Finally, a winner — For 2014 repeat, Vandal women must develop

After the high of winning the Western Athletic Conference Tournament and the low of losing by 68 to the University of Connecticut, there’s reason to believe our women’s basketball team, ripe from breaking a decades long NCAA Tournament drought, will be our university’s first major sport to transform itself into a regional power. 

This team’s ability to turn potential into reality depends on how much they can develop, particularly at the defensive end.

With how great it felt finally getting a team into the NCAA Tournament, it’s easy to forget the Vandal women needed to win their conference tournament to finish above .500. Even easier to miss is the slim margin of victory the Vandals amassed in those three games — seven total points. How to interpret the Western Athletic Conference Tournament run will shape expectations for next season.

One view of the Vandal women’s NCAA run is predicated upon luck. The Vandals were sub .500 headed into their tournament, and 3-8 in games decided by less than six points throughout the regular season. This same team ranked 279 out of 343 Division 1 teams in points allowed at 66.8 points-per-game, while boasting a .8 –meaning negative– assist-to-turnover ratio. These are numbers indicative of a fundamentally flawed team that just got hot in a weak conference.

The other view requires the lens of player development. A team starting five underclassmen winning a string of close games they statistically would have lost earlier in the season is evidence of youth learning how to win. The defensive number becomes better when considering the Vandals held opponents to 38.3 percent from the field, good for 152 in the nation, and our offensive rankings — 112 in points per game at 64.8 and number 10 in the nation in three-pointers made at 8.1 a game — could improve without any strategic adjustments by accounting for freshmen, sophomores and juniors performing better with another year’s worth of practice.

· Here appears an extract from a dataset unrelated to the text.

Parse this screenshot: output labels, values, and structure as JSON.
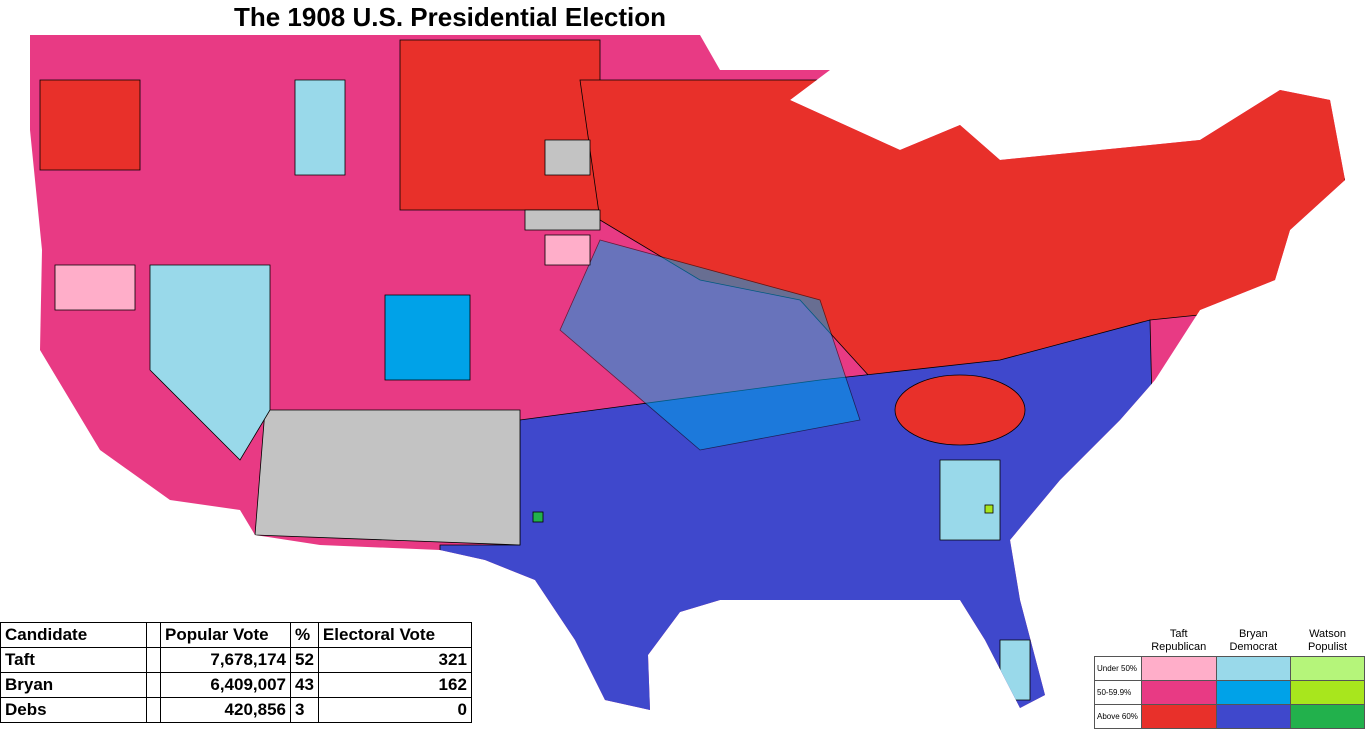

Separately, we cannot ignore how hard it is for young teams to play Division 1 caliber defense. Coming out of high school, few freshmen receive the type of defensive instruction they require to succeed in college. High school players are discovered more often for averaging 20 points a game than for their defense. Teaching not just the technique but the sets and schemes a coach wants is close to a 2-3 year project with the youth the Idaho women employ.

In short, there’s evidence to suggest this team’s future NCAA Tournaments, conference championships and Cowan Spectrum attendance lies in the statistically backed proposition that their offensive output should remain close to constant, while defense should improve significantly on that 66.8 points allowed per game.

So maybe this year’s run benefited from some luck, as all successful seasons do. Yet, considering the returning talent this team possesses, there’s reason to believe the Vandal women’s basketball team will be the first major sport on this campus to regularly compete for conference championships and contend with local powers like Gonzaga and the University of Montana, not just for recruits but for the honor of “best in the northwest.” The pressure is on to develop existing potential into something tangible, but that’s one of those problems a lot of teams would love to have.